All data generated or analyzed in this study are included in the manuscript and the supporting supplementary files. Numerical source data are provided as supplementary tables.

We thank S. Berr, K. Gluth, A. Kreusch, M. Öhler, M. Röder, B. Schade, and N. Ullrich for excellent technical assistance at different steps of the project. We furthermore thank A.G. Simonsen (Department of Molecular Medicine, Medicine University of Oslo, Oslo, Norway) for providing an SNX18-GFP-encoding plasmid. We gratefully acknowledge support from the Fritz Lipmann Institute Core Facility Proteomics, in particular Dr. K.H. Gührs.

This work was supported by Deutsche Forschungsgemeinschaft grants KE685/7-1 to M.M. Kessels and QU116/9-1 to B. Qualmann.

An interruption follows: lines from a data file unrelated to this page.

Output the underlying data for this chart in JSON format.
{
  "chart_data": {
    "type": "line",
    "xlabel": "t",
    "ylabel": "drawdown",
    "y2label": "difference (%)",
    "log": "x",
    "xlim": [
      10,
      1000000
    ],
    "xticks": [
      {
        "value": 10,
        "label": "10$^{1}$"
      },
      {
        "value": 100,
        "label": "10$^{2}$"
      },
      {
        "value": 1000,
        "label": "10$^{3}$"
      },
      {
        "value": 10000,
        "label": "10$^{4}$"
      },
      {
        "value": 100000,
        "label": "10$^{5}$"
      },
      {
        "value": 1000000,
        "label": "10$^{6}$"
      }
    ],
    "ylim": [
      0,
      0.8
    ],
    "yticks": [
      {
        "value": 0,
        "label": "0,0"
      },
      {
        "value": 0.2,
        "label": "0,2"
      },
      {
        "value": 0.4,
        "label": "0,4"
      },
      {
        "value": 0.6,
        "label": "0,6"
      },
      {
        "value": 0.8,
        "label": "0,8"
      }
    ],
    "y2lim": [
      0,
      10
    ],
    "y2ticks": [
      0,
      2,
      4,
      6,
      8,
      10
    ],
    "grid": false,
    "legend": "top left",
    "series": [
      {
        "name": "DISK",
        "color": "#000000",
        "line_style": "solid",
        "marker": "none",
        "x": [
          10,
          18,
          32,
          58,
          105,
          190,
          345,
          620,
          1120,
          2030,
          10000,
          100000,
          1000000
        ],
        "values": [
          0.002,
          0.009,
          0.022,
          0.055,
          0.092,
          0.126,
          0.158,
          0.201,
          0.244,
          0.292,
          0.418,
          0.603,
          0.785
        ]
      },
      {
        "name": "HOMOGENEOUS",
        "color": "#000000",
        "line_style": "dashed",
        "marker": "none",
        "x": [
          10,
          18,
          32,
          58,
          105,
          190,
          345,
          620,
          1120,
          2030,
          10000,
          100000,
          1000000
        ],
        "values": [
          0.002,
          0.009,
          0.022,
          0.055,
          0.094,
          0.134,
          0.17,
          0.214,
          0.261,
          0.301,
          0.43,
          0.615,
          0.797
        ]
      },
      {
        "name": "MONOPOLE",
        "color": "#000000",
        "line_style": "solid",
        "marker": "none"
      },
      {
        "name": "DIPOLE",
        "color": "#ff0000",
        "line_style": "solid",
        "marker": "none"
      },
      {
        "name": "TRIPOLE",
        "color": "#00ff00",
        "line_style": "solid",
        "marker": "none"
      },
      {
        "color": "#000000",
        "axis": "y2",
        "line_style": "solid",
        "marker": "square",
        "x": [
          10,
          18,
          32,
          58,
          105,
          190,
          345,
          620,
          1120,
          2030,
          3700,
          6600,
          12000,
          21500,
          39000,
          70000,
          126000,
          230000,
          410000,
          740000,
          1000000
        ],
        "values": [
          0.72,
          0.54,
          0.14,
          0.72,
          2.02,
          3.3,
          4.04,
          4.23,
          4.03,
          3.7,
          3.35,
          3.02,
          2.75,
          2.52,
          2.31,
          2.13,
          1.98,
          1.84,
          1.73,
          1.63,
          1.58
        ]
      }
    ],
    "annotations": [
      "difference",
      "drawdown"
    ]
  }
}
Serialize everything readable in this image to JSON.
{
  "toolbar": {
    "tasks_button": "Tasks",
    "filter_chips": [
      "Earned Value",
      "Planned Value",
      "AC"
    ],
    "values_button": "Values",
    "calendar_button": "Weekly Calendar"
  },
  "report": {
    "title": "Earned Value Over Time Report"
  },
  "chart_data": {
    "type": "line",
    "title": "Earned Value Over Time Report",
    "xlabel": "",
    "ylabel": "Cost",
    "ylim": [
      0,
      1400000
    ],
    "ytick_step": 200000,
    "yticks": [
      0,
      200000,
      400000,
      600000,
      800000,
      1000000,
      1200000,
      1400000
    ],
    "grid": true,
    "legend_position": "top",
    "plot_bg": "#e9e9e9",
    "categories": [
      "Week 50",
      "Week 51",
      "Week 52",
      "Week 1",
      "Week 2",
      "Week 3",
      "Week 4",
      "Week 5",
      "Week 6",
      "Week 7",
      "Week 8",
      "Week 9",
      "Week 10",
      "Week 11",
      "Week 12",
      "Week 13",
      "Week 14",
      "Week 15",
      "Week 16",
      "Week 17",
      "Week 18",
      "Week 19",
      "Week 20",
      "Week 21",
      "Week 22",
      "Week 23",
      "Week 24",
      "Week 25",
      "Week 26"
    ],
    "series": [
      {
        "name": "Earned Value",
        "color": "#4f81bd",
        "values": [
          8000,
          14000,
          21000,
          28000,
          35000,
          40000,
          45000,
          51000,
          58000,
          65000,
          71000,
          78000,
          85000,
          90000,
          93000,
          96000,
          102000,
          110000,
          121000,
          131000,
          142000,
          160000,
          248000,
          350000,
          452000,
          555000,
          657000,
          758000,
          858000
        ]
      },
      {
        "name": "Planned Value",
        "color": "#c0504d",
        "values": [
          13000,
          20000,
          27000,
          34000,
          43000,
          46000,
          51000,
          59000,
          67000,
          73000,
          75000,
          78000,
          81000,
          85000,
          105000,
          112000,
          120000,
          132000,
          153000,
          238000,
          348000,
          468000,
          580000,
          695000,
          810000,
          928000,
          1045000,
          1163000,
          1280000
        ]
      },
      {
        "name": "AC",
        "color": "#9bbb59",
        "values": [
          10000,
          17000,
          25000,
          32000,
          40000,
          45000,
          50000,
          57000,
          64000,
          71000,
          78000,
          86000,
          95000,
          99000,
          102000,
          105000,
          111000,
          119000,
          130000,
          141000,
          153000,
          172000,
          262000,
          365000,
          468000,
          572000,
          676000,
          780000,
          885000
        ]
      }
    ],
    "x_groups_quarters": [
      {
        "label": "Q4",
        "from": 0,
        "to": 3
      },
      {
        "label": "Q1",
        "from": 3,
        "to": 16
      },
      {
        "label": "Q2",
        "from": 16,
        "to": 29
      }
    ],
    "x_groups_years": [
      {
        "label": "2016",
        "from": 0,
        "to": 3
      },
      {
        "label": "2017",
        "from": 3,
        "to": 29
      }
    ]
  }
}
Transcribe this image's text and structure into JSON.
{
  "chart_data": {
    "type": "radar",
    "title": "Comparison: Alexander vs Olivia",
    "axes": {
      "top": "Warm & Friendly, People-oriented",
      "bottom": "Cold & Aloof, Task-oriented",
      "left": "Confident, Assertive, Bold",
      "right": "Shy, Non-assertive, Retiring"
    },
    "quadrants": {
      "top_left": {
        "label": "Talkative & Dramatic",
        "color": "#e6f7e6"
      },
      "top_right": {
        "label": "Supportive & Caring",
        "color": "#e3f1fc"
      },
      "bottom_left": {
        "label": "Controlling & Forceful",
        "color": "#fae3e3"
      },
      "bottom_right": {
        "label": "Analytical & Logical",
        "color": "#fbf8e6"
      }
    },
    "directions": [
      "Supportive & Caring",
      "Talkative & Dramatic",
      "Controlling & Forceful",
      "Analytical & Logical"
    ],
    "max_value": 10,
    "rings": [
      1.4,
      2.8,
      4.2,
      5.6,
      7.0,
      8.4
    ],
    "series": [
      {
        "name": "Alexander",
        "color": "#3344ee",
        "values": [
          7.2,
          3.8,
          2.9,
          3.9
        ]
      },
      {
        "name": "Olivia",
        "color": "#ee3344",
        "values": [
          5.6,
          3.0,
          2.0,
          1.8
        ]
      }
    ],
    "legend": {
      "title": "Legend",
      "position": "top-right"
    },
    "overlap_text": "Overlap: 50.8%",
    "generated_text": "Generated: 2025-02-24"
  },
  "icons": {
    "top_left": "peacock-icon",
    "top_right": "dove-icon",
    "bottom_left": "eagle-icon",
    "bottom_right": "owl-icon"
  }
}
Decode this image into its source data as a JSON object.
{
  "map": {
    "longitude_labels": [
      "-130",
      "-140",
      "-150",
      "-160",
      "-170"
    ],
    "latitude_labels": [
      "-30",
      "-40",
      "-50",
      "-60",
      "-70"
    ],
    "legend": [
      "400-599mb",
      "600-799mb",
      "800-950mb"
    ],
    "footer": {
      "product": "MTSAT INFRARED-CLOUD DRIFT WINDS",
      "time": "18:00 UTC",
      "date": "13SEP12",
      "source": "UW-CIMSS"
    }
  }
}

Author contributions: M. Izadi, D. Wolf, and E. Seemann conducted experiments and interpreted data. A. Ori designed and analyzed MS experiments. L. Schwintzer conducted the initial in silico screens, made tools, and validated screening hits. F. Steiniger helped E. Seemann to operate the cryoTEM. M. Izadi, D. Wolf, E. Seemann, and M.M. Kessels visualized data. M. Izadi co-wrote the manuscript. M.M. Kessels and B. Qualmann conceived the project, designed experiments, interpreted data, provided scientific supervision and funding, and wrote the manuscript.